Не слышно ничего — только бьётся в ушах смех.
Столь неуместный в этих пустынных развалинах…
Смех женщины.
Женщины ли?
Шаг…
Смех…
Пилат, как и всегда, кратчайшим путём, чуть ли не касаясь плечом угла того, что некогда было домом, всем телом стал поворачивать за угол.
Шагнул в темноту зажатого между высокими стенами проулка.
— А-а!!..
Источавшее великую боль ещё и вцепилось!!!..
Руки? Человек?!
Разве может быть здесь — человек?
Тогда — нежить?
Да!
Ибо это был уже не человек, а только его тело — в предсмертных судорогах!

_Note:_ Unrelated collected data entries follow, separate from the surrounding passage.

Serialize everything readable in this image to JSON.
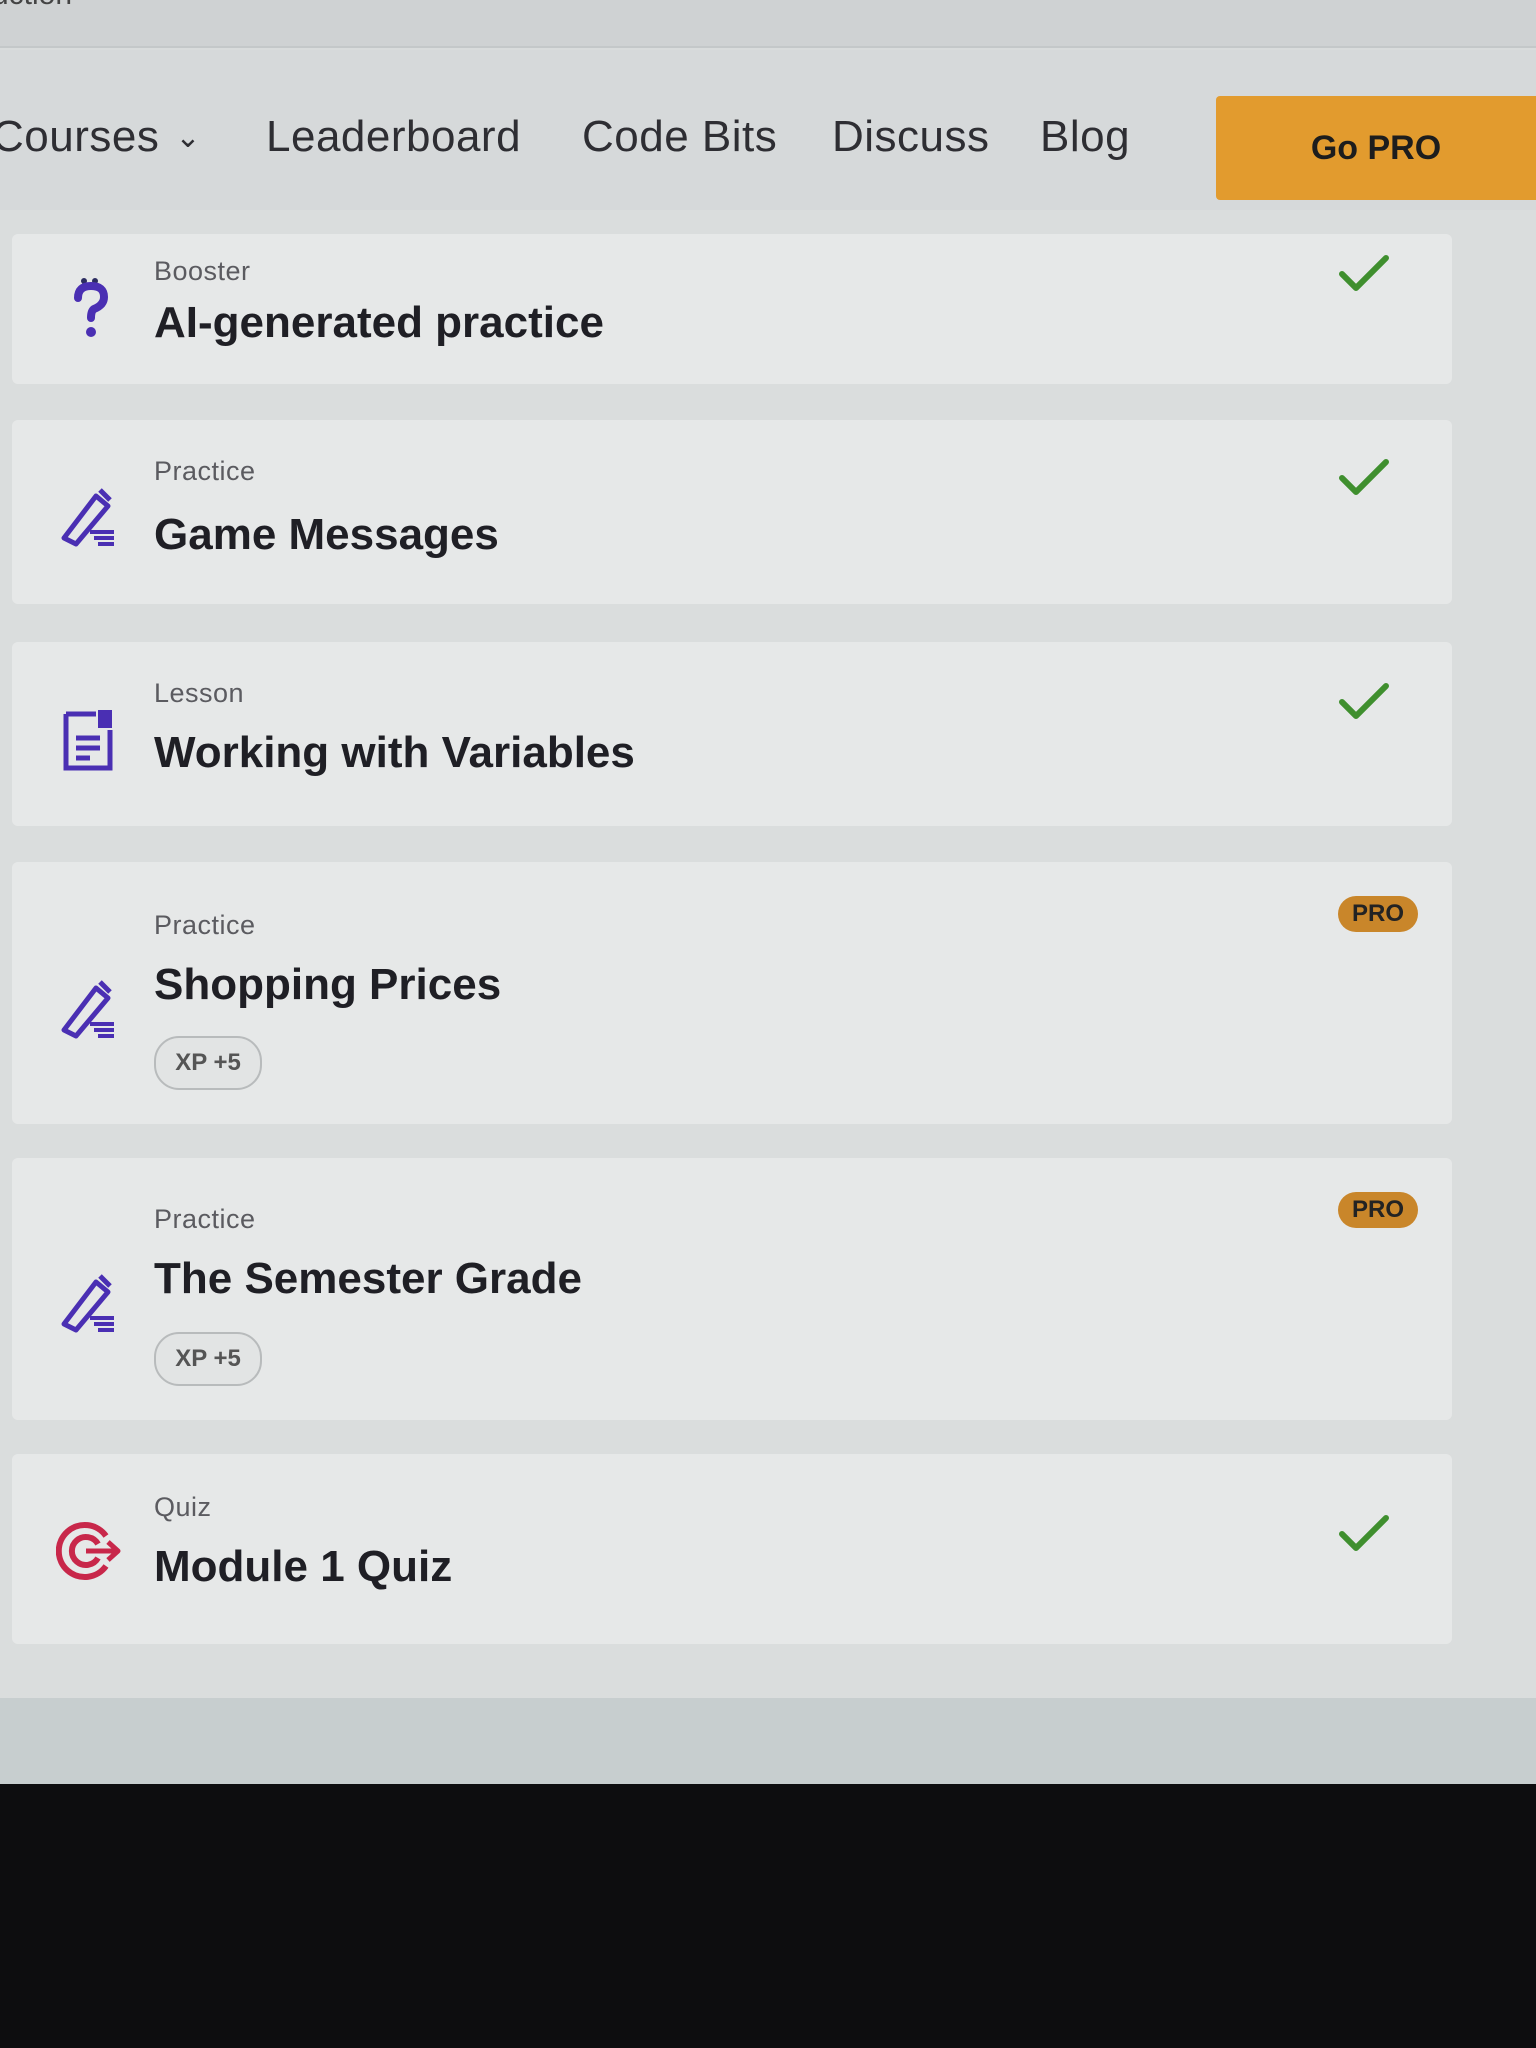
{
  "header_partial": "uction",
  "nav": {
    "courses": "Courses",
    "leaderboard": "Leaderboard",
    "code_bits": "Code Bits",
    "discuss": "Discuss",
    "blog": "Blog",
    "go_pro": "Go PRO"
  },
  "items": [
    {
      "type": "Booster",
      "title": "AI-generated practice",
      "icon": "question-icon",
      "status": "completed"
    },
    {
      "type": "Practice",
      "title": "Game Messages",
      "icon": "pencil-icon",
      "status": "completed"
    },
    {
      "type": "Lesson",
      "title": "Working with Variables",
      "icon": "lesson-icon",
      "status": "completed"
    },
    {
      "type": "Practice",
      "title": "Shopping Prices",
      "icon": "pencil-icon",
      "badge": "PRO",
      "xp": "XP +5"
    },
    {
      "type": "Practice",
      "title": "The Semester Grade",
      "icon": "pencil-icon",
      "badge": "PRO",
      "xp": "XP +5"
    },
    {
      "type": "Quiz",
      "title": "Module 1 Quiz",
      "icon": "target-icon",
      "status": "completed"
    }
  ],
  "colors": {
    "accent_purple": "#4a2fb3",
    "check_green": "#3f8f2e",
    "pro_orange": "#e29b2e",
    "quiz_red": "#c8274a"
  }
}
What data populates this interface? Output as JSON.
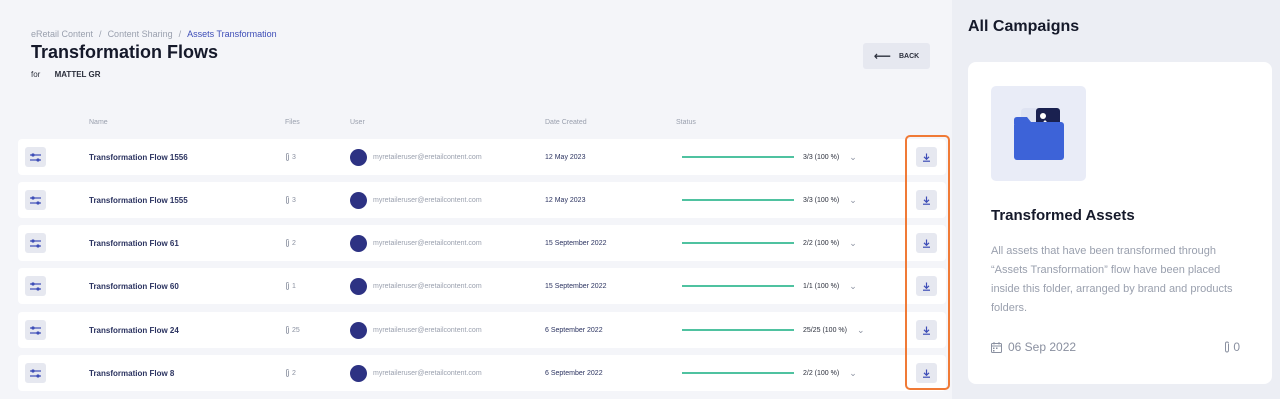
{
  "breadcrumb": [
    "eRetail Content",
    "Content Sharing",
    "Assets Transformation"
  ],
  "page_title": "Transformation Flows",
  "subtitle": {
    "prefix": "for",
    "brand": "MATTEL GR"
  },
  "back_label": "BACK",
  "table_headers": {
    "name": "Name",
    "files": "Files",
    "user": "User",
    "date": "Date Created",
    "status": "Status"
  },
  "rows": [
    {
      "name": "Transformation Flow 1556",
      "files": "3",
      "user": "myretaileruser@eretailcontent.com",
      "date": "12 May 2023",
      "status": "3/3 (100 %)",
      "progress": 1.0
    },
    {
      "name": "Transformation Flow 1555",
      "files": "3",
      "user": "myretaileruser@eretailcontent.com",
      "date": "12 May 2023",
      "status": "3/3 (100 %)",
      "progress": 1.0
    },
    {
      "name": "Transformation Flow 61",
      "files": "2",
      "user": "myretaileruser@eretailcontent.com",
      "date": "15 September 2022",
      "status": "2/2 (100 %)",
      "progress": 1.0
    },
    {
      "name": "Transformation Flow 60",
      "files": "1",
      "user": "myretaileruser@eretailcontent.com",
      "date": "15 September 2022",
      "status": "1/1 (100 %)",
      "progress": 1.0
    },
    {
      "name": "Transformation Flow 24",
      "files": "25",
      "user": "myretaileruser@eretailcontent.com",
      "date": "6 September 2022",
      "status": "25/25 (100 %)",
      "progress": 1.0
    },
    {
      "name": "Transformation Flow 8",
      "files": "2",
      "user": "myretaileruser@eretailcontent.com",
      "date": "6 September 2022",
      "status": "2/2 (100 %)",
      "progress": 1.0
    }
  ],
  "campaigns": {
    "title": "All Campaigns",
    "card": {
      "title": "Transformed Assets",
      "description": "All assets that have been transformed through “Assets Transformation” flow have been placed inside this folder, arranged by brand and products folders.",
      "date": "06 Sep 2022",
      "count": "0"
    }
  },
  "colors": {
    "accent": "#3d4db7",
    "progress": "#4fc2a0",
    "highlight": "#f07a36",
    "avatar": "#2d3283",
    "folder": "#3d63d8"
  },
  "icons": {
    "row_action": "flow-settings-icon",
    "download": "download-icon",
    "files": "paperclip-icon",
    "chevron": "chevron-down-icon",
    "date": "calendar-icon"
  }
}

Да, то, что вцепилось в разом распрямившегося Понтийца, человеком уже не было. То, что от него осталось, ещё агонизировало, ещё цеплялось руками, но внутри его что-то придушённо клокотало — и Пилат знал, что означает этот звук.
Это клокотание — он, не раз бившийся в пешем строю, не мог спутать его ни с чем — раздаётся только тогда, когда лезвие меча или ножа, перерезав в теле кровяные токи, обрывает человеку жизнь. И неважно, что ещё бьющееся сердце толчками посылает кровь — к ране. Человек ещё шевелится, ещё может судорожно цепляться за оказавшееся под руками, даже за своего убийцу — но это уже не человек, а только то, что от него оставалось — агонизирующий труп.
Даже офицер легиона и тот бы оторопел от неожиданности, а у исчезающего, но до конца ещё не исчезнувшего торговца и вовсе все силы уходили на то, чтобы удержать равновесие не только самому, но и не дать обмякшему телу незнакомца рухнуть на землю.
Что это?
Как это могло случиться?
Ведь кинжал вонзили буквально за шаг до того, как он, Пилат, повернул в этот проулок!
Этот смех!
Ведь ничего же из-за него не было слышно!!!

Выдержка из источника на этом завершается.